Sandhoff disease is a lysosomal storage disorder from the GM2 gangliosidosis family and is characterised by central nervous system degeneration.
Prevalence in Europe is about 1/130 000.
The clinical picture is identical to that of Tay-Sachs disease, with startle reactions, early blindness, progressive motor and mental deterioration, macrocephaly and cherry-red spots on the macula. Patients may have a doll-like face, hepatosplenomegaly and recurring respiratory tract infections. High levels of urinary oligosaccharides are found. Children develop normally during the first 3-6 months of life, after which the disease appears and evolves quickly. In cases with later onset, or in adult cases, signs may be those of spinocerebellous ataxia or dystonia. Intellectual capacities may or may not be affected.
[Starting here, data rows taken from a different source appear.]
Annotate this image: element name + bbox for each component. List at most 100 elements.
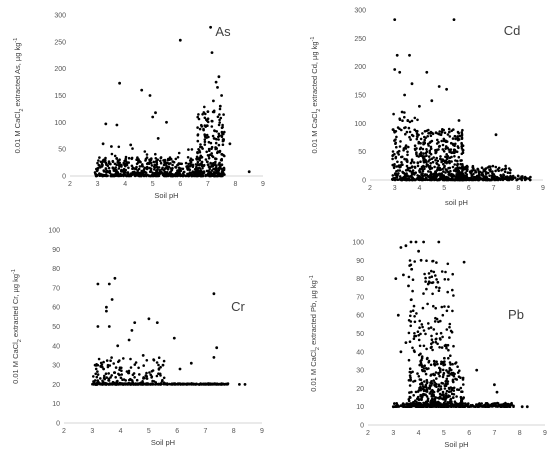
data-point <box>162 359 166 363</box>
data-point <box>394 277 398 280</box>
data-point <box>217 134 221 138</box>
data-point <box>402 148 405 152</box>
data-point <box>393 18 397 21</box>
data-point <box>122 161 125 165</box>
data-point <box>176 169 179 172</box>
data-point <box>462 383 465 386</box>
data-point <box>157 174 161 177</box>
data-point <box>215 168 218 171</box>
data-point <box>116 379 119 383</box>
data-point <box>148 166 151 170</box>
data-point <box>135 173 139 176</box>
data-point <box>198 156 202 160</box>
data-point <box>160 380 164 383</box>
data-point <box>398 118 402 121</box>
data-point <box>220 157 223 161</box>
data-point <box>460 141 463 145</box>
data-point <box>401 155 404 159</box>
data-point <box>122 169 126 173</box>
data-point <box>456 371 460 374</box>
x-tick-label: 8 <box>516 185 520 192</box>
data-point <box>396 178 400 181</box>
data-point <box>204 158 208 161</box>
data-point <box>98 164 101 167</box>
data-point <box>441 128 444 131</box>
data-point <box>404 126 407 129</box>
data-point <box>495 390 499 394</box>
data-point <box>412 349 416 352</box>
data-point <box>423 380 426 383</box>
data-point <box>422 367 426 370</box>
data-point <box>127 166 130 170</box>
data-point <box>393 129 396 133</box>
data-point <box>148 371 151 374</box>
x-tick-label: 5 <box>147 428 151 435</box>
data-point <box>196 133 200 136</box>
data-point <box>493 175 497 178</box>
data-point <box>417 375 421 378</box>
data-point <box>399 246 403 249</box>
data-point <box>423 272 426 276</box>
data-point <box>446 405 450 408</box>
data-point <box>462 396 466 399</box>
data-point <box>151 174 154 178</box>
data-point <box>166 168 170 171</box>
data-point <box>196 157 199 161</box>
data-point <box>426 302 429 306</box>
data-point <box>149 382 153 386</box>
data-point <box>479 403 482 406</box>
data-point <box>413 128 417 132</box>
data-point <box>443 278 447 281</box>
data-point <box>414 399 417 403</box>
data-point <box>214 141 218 145</box>
data-point <box>450 330 454 334</box>
chart-cd: 2 3 4 5 6 7 8 9 0 50 100 150 200 250 300 soil pH 0.01 M … <box>310 8 545 208</box>
data-point <box>404 244 408 248</box>
data-point <box>494 165 498 169</box>
data-point <box>438 144 442 148</box>
data-point <box>124 379 127 382</box>
data-point <box>104 167 108 171</box>
data-point <box>435 360 438 364</box>
data-point <box>457 137 460 140</box>
data-point <box>395 135 398 139</box>
data-point <box>439 362 443 366</box>
data-point <box>449 148 453 151</box>
data-point <box>466 165 469 169</box>
data-point <box>413 315 416 318</box>
data-point <box>425 378 429 382</box>
data-point <box>437 372 440 376</box>
data-point <box>211 383 214 386</box>
data-point <box>178 382 182 385</box>
data-point <box>433 364 437 367</box>
data-point <box>247 170 251 174</box>
data-point <box>444 397 448 400</box>
data-point <box>445 87 448 91</box>
data-point <box>445 389 449 393</box>
data-point <box>209 174 213 178</box>
data-point <box>149 158 153 161</box>
data-point <box>463 404 467 408</box>
data-point <box>136 156 139 159</box>
data-point <box>490 176 494 180</box>
data-point <box>448 156 452 159</box>
data-point <box>170 383 174 386</box>
data-point <box>418 326 421 330</box>
data-point <box>398 70 402 74</box>
data-point <box>199 143 202 146</box>
data-point <box>404 178 407 182</box>
data-point <box>488 174 491 177</box>
data-point <box>145 153 149 156</box>
data-point <box>130 382 134 386</box>
data-point <box>409 396 412 399</box>
data-point <box>117 145 121 149</box>
data-point <box>431 341 435 344</box>
data-point <box>441 148 445 151</box>
data-point <box>211 134 215 138</box>
data-point <box>137 174 141 178</box>
data-point <box>107 282 111 286</box>
data-point <box>219 165 222 169</box>
data-point <box>154 382 158 386</box>
data-point <box>506 171 510 174</box>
It results from hexosaminidase A and B deficiency, linked to an abnormal beta subunit (while Tay-Sachs disease results from hexosaminidase A deficiency caused by an abnormal alpha subunit). This enzymatic defect leads to abnormal GM2 ganglioside storage in neurons and peripheral tissues. The causative gene is located on chromosome 5 (5q13).
The condition is an autosomal recessive inherited trait.
There is no specific treatment available for this disease.
Prognosis is poor, with death usually occurring by age of 4 years.